Contrairement aux premières incursions de l’armée turque au Kurdistan irakien, l’offensive menée depuis jeudi dernier est une véritable guerre.
Selon l’état-major de l’armée turque, les opérations ont déjà fait 112 morts parmi les « rebelles » (le PKK), compte non tenu des personnes tuées par les bombardements, et 15 soldats turcs. Le PKK annonce 3 morts de son côté, et 47 chez les soldats turcs. Samedi, le PKK a annoncé avoir abattu un hélicoptère turc. Dimanche, l’armée turque a indiqué qu’un de ses hélicoptères a été « détruit pour une raison inconnue ».
L’armée turque pilonne des localités kurdes depuis le territoire turc et envoie des troupes par hélicoptère. Les peshmerga (qui ne sont plus aujourd’hui des « rebelles » mais des forces régulières kurdes...) font état de combats dans la région d’Harkuk. Un correspondant de l’AFP a vu plus d’une dizaine d’avions de chasse se diriger vers cette région. L’agence Firat News, proche du PKK, signale des raids aériens et des combats dans la région de Zap.
Le chef de l’aile militaire du PKK, Bahoz Erdal, a appelé les jeunes Kurdes de Turquie à « rendre la vie insupportable dans les grandes métropoles » et à... « brûler chaque soir des centaines de voitures »... L’organisation de jeunesse du PKK a appelé à des actes de violence dans tous les pays où se trouve une minorité kurde...

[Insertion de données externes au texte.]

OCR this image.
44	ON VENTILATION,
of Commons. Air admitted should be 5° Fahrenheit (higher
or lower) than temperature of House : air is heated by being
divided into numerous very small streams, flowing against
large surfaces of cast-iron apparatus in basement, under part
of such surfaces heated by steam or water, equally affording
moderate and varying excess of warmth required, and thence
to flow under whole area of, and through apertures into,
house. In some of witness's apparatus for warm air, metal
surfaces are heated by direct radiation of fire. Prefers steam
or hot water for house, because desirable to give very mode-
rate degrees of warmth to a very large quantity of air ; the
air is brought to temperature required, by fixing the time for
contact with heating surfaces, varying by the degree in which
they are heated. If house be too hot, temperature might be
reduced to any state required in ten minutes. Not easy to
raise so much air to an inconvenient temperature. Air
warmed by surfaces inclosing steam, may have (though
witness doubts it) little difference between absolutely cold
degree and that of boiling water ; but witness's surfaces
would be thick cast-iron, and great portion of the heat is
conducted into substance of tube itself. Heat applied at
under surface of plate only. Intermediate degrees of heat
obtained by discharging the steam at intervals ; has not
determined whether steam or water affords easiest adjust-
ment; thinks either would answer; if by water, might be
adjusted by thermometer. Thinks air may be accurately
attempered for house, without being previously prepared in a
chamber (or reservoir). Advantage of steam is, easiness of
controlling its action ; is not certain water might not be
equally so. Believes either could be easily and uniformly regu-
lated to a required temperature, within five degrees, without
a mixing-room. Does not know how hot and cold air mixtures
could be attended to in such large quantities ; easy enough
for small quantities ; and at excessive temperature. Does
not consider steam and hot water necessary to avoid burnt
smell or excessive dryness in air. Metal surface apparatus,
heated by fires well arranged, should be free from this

Le « gouvernement » irakien, assurant comprendre les « préoccupations légitimes » de la Turquie, appelle le gouvernement turc à « retirer ses troupes du sol irakien au plus vite », car, dit-il, « l’opération est une menace pour la souveraineté de l’Irak » (sic), et pour « la sécurité et la stabilité de la région ».
Le « gouvernement » irakien ne peut que gémir tout doucement. Il n’a aucune autorité sur le Kurdistan, que les Américains ont rendu pleinement autonome depuis la première guerre du Golfe, et les Turcs sont ouvertement appuyés par les Américains dans cette opération, notamment en fournissant le travail de renseignement sur la localisation et les déplacements des hommes du PKK.
Ceux qui sont dans une situation délicate sont les chefs du Kurdistan : le « président » irakien Talabani, et surtout le président de la région autonome, son frère ennemi Barzani, qui est le chef dynastique de la partie du Kurdistan frontalière avec la Turquie, ouvertement protégé par les Etats-Unis et protecteur occulte du PKK...
Sans doute les Turcs ont-ils de bonnes raisons de vouloir éradiquer le PKK. Sans doute aussi vaudrait-il mieux qu’ils commencent par reconnaître l’identité kurde et donner des droits aux Kurdes de Turquie, plutôt que de se lancer dans une guerre qui ne peut qu’accroître la déstabilisation de cette région poudrière. Une fois encore, les Etats-Unis jouent un très mauvais jeu.